An aide to Abbott said a decision on the timing of the special session was not imminent. Texas and other states are already planning special legislative sessions later this year to address redistricting after the Census Bureau releases local-level population data necessary to draw new political maps.

Republicans’ election bill took aim, in particular, at practices put in place by Harris County, the state’s largest county — and an increasing source of strength for Democrats.

The bill would have banned drive-through and 24-hour voting, which Harris County officials piloted during the 2020 election. The bill also added further restrictions to mail voting in Texas, on top of existing eligibility requirements that mean most Texas voters are not eligible to cast ballots that way. And it would have banned election authorities from allowing in-person early voting before 1 p.m. on Sundays, which was seen as an attempt to limit “Souls to the Polls” events popular among Black churches. (State Rep. Travis Clardy, a Republican involved in final negotiations of the bill, told NPR News on Tuesday the reduction of voting hours on Sunday was a “mistake” and wasn’t intended to be in the final bill.)

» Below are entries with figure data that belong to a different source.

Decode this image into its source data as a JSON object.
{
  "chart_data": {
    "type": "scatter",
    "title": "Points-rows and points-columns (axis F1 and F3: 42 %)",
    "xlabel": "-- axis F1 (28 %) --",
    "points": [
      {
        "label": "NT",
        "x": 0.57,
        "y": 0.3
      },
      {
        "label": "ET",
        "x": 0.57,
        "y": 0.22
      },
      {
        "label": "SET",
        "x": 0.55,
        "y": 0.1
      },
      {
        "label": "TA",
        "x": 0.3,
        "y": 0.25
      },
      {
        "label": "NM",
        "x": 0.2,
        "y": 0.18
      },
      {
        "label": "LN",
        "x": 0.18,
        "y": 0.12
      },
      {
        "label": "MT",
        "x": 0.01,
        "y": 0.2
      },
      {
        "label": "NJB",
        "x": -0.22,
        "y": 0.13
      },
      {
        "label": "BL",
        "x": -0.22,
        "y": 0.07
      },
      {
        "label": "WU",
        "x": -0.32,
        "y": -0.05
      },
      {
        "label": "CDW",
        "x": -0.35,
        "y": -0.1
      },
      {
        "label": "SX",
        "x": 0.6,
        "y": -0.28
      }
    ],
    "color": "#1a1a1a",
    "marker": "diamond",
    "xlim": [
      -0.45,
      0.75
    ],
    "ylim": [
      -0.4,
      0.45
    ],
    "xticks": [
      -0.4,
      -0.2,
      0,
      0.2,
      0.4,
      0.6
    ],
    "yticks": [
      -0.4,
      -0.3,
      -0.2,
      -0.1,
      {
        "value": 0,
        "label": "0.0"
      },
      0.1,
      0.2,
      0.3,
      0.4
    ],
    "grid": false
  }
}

The legislation also included a provision allowing a court to “declare [an] election void” if it determined the number of “illegally cast” votes was “equal to or greater than the number of votes necessary to change the outcome of an election, without “attempting to determine how individual voters voted.”

Democratic lawmakers pledged to fight again in the special session over similar proposals. “If people want to be pragmatic and roll up sleeves and come up with a proposal, we know how to do that. If people want to fight, we know how to do that,” said state Rep. Trey Martinez Fischer, who represents a San Antonio-based district. “You tell me what Republicans show up [with] and I’ll tell you what kind of session we’re going to have.”

But Texas Democrats likely won’t be able to run out the clock forever. Instead, some are hoping their extraordinary delay over the weekend will spur Democrats in Washington to make their own voting rights push.

Two pieces of voting legislation are in the works but effectively stalled in the 50-50 Senate right now. One is a sweeping election and campaign finance reform bill, H.R. 1, that would institute federally mandated floors for state election procedures — like requiring no-excuse absentee voting and same-day voter registration. Another bill would require certain states and jurisdictions to have changes to election procedures approved by either the Justice Department or a federal court in Washington, restoring “preclearance” requirements in the 1965 Voting Rights Act that were stripped out by a 2013 Supreme Court decision.

In a statement over the weekend President Joe Biden called the Texas bill “an assault on democracy,” calling for Congress to pass the two proposals. He also tapped Vice President Kamala Harris as his point person on voting rights in a speech in Tulsa, Okla., on Tuesday.

Senate Majority Leader Chuck Schumer has promised a vote on H.R. 1 during the final week of June. But the final fate of the bill remains uncertain. Sen. Joe Manchin (D-W.Va.) remains the only Senate Democrat who hasn’t signed onto the sweeping package. And Manchin and a handful of other Democratic senators have also resisted calls to scrap or modify the filibuster, which effectively requires 60 votes to move most legislation in the chamber.

The update to the Voting Rights Act has yet to be introduced in Congress.

Martinez Fischer, who also helped lead the weekend walkout, said he hoped their protest would “wake the nation up,” and called on the Senate to move on H.R. 1.

“It’s important for Leader Schumer and leaders in the Senate to understand just where we are — at a crossroads in America,” he said. “I recognize that there are certain senators that believe that eliminating the filibuster is tantamount to destroying our country. And my only response to that is that there are people who want to destroy our country state by state, and we have to recognize that and that there is a greater good.”